A compelling example of the importance of expertise in shaping decisions and strategies is the rapid formation of advisory scientific committees across the globe to address the COVID-19 pandemic. Rather than waiting for published studies, they drew on the direct expertise of researchers, clinicians, and policymakers who were actively delivering and evaluating health care during the crisis. This enabled timely strategy shifts, more relevant service models, and a stronger foundation for long-term system resilience. While much of the academic literature on digital health tools was still in the publication pipeline, leading organizations turned to researchers and clinicians who were actively studying and delivering virtual care in real time. This collaboration allowed for rapid strategy shifts, adoption of best-fit technologies, and tailored supports – long before the evidence showed up in journals.

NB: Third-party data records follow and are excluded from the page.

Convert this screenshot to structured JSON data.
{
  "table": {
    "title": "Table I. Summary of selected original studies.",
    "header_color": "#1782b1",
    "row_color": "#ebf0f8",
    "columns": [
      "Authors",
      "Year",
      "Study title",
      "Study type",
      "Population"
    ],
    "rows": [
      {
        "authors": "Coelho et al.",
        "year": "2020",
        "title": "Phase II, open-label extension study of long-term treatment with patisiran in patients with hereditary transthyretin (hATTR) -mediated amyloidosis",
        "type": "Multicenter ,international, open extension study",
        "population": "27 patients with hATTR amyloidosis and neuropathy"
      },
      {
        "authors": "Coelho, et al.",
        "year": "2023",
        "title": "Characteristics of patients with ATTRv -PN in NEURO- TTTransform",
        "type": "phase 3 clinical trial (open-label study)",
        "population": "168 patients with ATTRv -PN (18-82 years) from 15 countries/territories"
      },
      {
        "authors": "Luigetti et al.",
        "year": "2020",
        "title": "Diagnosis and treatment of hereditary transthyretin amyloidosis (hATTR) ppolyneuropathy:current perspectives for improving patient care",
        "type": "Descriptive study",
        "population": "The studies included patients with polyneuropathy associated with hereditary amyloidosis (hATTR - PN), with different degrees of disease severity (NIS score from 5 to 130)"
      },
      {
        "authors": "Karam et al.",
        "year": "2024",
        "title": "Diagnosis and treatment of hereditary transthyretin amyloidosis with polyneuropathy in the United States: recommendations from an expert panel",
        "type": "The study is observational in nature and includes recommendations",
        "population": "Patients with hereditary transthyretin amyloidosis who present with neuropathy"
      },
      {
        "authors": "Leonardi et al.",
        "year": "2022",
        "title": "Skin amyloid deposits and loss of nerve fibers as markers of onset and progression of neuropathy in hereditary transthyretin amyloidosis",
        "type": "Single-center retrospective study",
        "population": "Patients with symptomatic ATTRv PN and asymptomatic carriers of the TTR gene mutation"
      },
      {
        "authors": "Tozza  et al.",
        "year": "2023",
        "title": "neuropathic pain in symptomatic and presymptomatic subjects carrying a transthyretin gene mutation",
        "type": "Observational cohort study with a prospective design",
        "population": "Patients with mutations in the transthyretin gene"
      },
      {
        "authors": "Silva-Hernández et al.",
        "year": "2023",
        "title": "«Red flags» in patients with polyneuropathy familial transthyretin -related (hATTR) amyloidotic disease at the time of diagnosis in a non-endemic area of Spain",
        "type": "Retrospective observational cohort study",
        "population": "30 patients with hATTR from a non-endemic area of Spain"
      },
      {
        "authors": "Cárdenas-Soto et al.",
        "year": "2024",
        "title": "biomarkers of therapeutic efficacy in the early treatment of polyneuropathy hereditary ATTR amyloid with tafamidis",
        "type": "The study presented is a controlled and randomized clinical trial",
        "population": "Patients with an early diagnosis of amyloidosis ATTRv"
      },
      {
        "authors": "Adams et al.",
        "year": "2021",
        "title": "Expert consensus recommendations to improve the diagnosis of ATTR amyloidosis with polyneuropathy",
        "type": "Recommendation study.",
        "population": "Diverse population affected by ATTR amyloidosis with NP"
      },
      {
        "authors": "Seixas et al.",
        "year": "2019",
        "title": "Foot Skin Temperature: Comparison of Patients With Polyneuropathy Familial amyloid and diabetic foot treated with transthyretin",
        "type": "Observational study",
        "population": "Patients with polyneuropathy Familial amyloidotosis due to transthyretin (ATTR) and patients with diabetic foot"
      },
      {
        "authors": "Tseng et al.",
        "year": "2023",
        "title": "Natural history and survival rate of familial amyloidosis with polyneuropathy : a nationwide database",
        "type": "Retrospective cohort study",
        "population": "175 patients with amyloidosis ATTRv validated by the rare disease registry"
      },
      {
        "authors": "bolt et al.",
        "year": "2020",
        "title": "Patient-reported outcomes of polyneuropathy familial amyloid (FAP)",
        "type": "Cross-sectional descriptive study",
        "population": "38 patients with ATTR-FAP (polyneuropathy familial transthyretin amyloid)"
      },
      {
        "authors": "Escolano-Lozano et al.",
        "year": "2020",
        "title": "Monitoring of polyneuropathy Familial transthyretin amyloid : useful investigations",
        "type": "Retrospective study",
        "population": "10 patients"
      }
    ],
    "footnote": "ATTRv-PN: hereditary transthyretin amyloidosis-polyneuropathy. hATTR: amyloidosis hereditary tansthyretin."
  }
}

A study by Buenstorf & Heinisch highlighted that firms hire PhD-level researchers to either exploit its existing technology base to improve its products and processes or explore new technologies altogether. This denotes the notion of hiring for "exploitation" versus "exploration" with the latter requiring a researcher with a knowledge base which is substantially different than that of the firm's. The authors suggest that working with PhD researchers allowed organizations to tap into tacit knowledge which is highly relevant but is difficult to verbalize, "especially when incentives are missing, or when it is simply not known what must be verbalized". Whether it be exploiting existing products and processes to improve them or exploring new technologies for commercialization, each will have implications on the organization's strategy and operations.
It seems that whenever a major global issue occurs, public and private sector players are quick to tap into scientific knowledge. In recent years and in light of firms' - irrespective of size - need to advance their product offerings through scientific advances, we foresee the inclusion of researchers in decision-making and strategy even in non-emergency situations.
We have seen the most successful strategic plans come from teams that include not just strategists and internal staff, but also clients, community partners, people with lived experience – and crucially, researchers and specialists who deeply understand the field. These are the insights that help organizations lead rather than follow. This is what sets visionary companies from those that continuously play catch-up.